Das Projekt hat eine Schaffensdauer von insgesamt sieben Jahren vorzuweisen. Es ist ein Herzensprojekt der Regisseurin, was man Kerstin Polte im Q&A nach dem Film ebenso anmerkt wie in ihrer emotionalen Anmoderation zuvor. Die MOIN Filmförderung Hamburg Schleswig-Holstein hat das Projekt seit dem Treatment finanziell unterstützt und an dessen Potential geglaubt, äußert eine der Produzentinnen in ihren Dankesworten. Die MOIN hat mit „Blindgänger“ einen Film gefördert, der zutiefst in Hamburg verankert ist und auch als eine Liebeserklärung an die Hansestadt gedeutet werden kann. Das Werk setzt sich für Mitmenschlichkeit, gegenseitiges Verständnis und einen freundlichen Umgang im alltäglichen Miteinander ein. Dies lässt „Blindgänger“ als ein Leuchtfeuer in dem aktuell so aufgeheizten und von Populismus geprägten sozio-kulturellen Klima erscheinen.

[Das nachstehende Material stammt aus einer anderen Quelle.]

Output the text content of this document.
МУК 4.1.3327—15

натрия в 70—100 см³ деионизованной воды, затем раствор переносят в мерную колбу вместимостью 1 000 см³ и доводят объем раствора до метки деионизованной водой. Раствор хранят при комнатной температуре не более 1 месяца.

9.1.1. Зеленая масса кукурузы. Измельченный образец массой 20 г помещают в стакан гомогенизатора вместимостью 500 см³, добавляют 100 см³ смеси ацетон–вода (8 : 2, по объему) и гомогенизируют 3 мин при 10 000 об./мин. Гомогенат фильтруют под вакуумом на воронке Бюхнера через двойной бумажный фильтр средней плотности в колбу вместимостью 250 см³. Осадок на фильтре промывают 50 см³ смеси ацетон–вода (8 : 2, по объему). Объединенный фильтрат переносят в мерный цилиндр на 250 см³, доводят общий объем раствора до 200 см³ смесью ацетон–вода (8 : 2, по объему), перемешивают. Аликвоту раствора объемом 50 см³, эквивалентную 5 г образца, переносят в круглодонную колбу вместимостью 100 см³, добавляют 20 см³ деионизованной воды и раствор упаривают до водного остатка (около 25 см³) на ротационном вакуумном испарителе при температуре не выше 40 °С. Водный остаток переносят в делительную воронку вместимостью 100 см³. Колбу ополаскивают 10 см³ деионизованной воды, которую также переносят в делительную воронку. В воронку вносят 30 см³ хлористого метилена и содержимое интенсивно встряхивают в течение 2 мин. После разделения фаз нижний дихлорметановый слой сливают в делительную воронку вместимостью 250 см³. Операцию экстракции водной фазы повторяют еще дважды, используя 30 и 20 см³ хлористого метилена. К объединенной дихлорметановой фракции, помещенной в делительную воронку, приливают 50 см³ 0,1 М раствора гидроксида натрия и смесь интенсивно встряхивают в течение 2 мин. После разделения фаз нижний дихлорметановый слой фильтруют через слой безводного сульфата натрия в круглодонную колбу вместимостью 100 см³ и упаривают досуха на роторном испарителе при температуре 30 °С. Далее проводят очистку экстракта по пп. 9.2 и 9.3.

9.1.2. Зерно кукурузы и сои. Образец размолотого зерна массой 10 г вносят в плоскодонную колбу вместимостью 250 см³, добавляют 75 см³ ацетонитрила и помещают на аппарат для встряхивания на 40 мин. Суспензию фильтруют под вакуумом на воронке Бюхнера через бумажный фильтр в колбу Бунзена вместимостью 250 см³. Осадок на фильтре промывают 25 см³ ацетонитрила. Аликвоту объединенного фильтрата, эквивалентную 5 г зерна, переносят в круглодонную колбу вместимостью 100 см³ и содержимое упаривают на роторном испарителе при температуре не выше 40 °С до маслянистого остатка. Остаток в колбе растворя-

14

Filmstill aus „Blindgänger“: Barbara Nüsse, Karl Markovics (Foto: Katharina Bühler)

 

Beispielhaft soll die Begegnung einer vom 2. Weltkrieg traumatisierten Frau mit einem illegalen afghanischen Flüchtling betrachtet werden. Die Dame hegt Vorurteile gegenüber Menschen mit Migrationshintergrund, stellt jedoch bald fest, dass sie und der Flüchtling eine Gemeinsamkeit teilen, nämlich die Erfahrung von fallenden Bomben und den Schrecken eines Krieges. Beide werden durch das plötzliche Auftreten des Blindgängers in Panik versetzt. Beide wurden vom Krieg traumatisiert und die Handlungen beider werden von Angst bestimmt. In diesem Kontext erinnert „Blindgänger“ daran, dass in Form von nicht detonierten Fliegerbomben die Folgen von Krieg in vielen Städten Deutschlands noch immer nur wenige Meter unter unseren Füßen zu finden sind. Dabei stellt der Film auch die Frage, wie die Deutschen eigentlich vergessen konnten, dass unter ihren Häusern bis heute Bomben liegen könnten.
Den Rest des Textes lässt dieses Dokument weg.